If you need to recover to a specific transaction, manually inspect the binlog using mysqlbinlog or repclient. This is a fairly simple task if you are using statement-based replication (SBR), but can be rather tricky for row-based replication (RBR) as any non-DDL events show up in RBR as encoded hex. If the event you are trying to recover from is a DDL (ALTER, DROP, CREATE) this will always be SBR. To locate a specific transaction in an RBR stream that is not a DDL please contact Clustrix Support for assistance. To inspect binlogs use the filename from step 4 in the logname argument, like the example below:
mysqlbinlog cannot decode ClustrixDB RBR events. Use ClustrixDB repclient instead.
If you are trying to recover from a dropped database named foobase, follow this sample.
shell> mysqlbinlog /clustrix/binlogs/foobin.000836 | grep -b10 "foobase" | less
You will see an output like the below:
12429169-/*!*/; 12429176-# at 45116760 12429190-# at 45116813 12429204-# at 45116853 12429218-#130211 16:54:27 server id 2101898466 end_log_pos 45116913 Query thread_id=1705364482 exec_time=0 error_code=0 12429331-SET TIMESTAMP=1360630467/*!*/; 12429362-COMMIT 12429369-/*!*/; 12429376-# at 45116913 12429390-#130211 16:54:40 server id 2101898466 end_log_pos 45117003 Query thread_id=1705364482 exec_time=0 error_code=0 12429503:use foobase/*!*/; 12429521-SET TIMESTAMP=1360630480/*!*/; 12429552-SET @@session.sql_mode=0/*!*/; 12429583:drop database foobase 12429605-/*!*/; 12429612-# at 45117003 12429626-#130211 16:54:40 server id 2101898466 end_log_pos 45117030 Xid = 5843863418521626628 12429713-COMMIT/*!*/; 12429726-# at 45117030 12429740-#130211 16:54:54 server id 1044953188 end_log_pos 45117089 Query thread_id=1658178562 exec_time=0 error_code=0 12429853-SET TIMESTAMP=1360630494/*!*/; 12429884-SET @@session.sql_mode=524288/*!*/; 12429920-BEGIN 12429926-/*!*/;
As the event you are trying to recover from is a DROP DATABASE foobase in the example above, you would look for that command like this: "12429583:drop database foobase" and then look for a transaction position before this. So from the above example you want the line that looks like this:
12429376-# at 45116913
The number after the "at" is the number to record: 45116913
Below is a condensed code snippet showing the drop database and the line you are looking to extract. Record this information.

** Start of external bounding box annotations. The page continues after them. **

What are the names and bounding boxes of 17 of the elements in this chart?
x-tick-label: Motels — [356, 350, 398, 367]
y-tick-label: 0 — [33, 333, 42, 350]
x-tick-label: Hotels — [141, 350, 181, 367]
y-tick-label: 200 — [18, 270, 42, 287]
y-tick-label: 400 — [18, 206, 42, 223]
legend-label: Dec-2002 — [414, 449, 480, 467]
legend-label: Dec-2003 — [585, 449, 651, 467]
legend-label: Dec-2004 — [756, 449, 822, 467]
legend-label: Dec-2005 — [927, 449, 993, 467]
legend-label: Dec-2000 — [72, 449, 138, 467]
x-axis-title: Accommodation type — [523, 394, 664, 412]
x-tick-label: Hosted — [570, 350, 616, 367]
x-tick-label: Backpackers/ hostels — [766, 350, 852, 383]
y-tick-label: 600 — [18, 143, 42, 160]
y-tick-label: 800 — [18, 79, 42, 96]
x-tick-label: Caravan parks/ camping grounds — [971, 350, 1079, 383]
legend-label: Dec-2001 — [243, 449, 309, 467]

12429376-# at 45116913 12429390-#130211 16:54:40 server id 2101898466 end_log_pos 45117003 Query thread_id=1705364482 exec_time=0 error_code=0 12429503:use foobase/*!*/; 12429521-SET TIMESTAMP=1360630480/*!*/; 12429552-SET @@session.sql_mode=0/*!*/; 12429583:drop database foobase
Now you need to replay the binlogs up to the point you specified in the previous step you do this by starting the new slave, and ONLY that slave. The UNTIL command is run with the stop position extracted in Step 10.
sql> START SLAVE 'foo' UNTIL MASTER_LOG_FILE = 'foobin.000836', MASTER_LOG_POS = '106';
The slave will run up until the transaction before (if LOG_POS is defined properly) the catastrophic ALTER, DROP, or CREATE found in the binlog.
This last step is the cleanup of all the settings and changes made previously:
Set the server_id back to what it originally was. This was recorded in Step 1.
sql> SET GLOBAL server_id = '1044953144';
Re-enable writing to binlogs:
sql> SET sql_log_bin = 'true';
If you put the cluster into read only mode, enable writes again.
sql> SET GLOBAL read_only = false;
Go back to the window (or screen) running repserver and stop that with ctrl-c.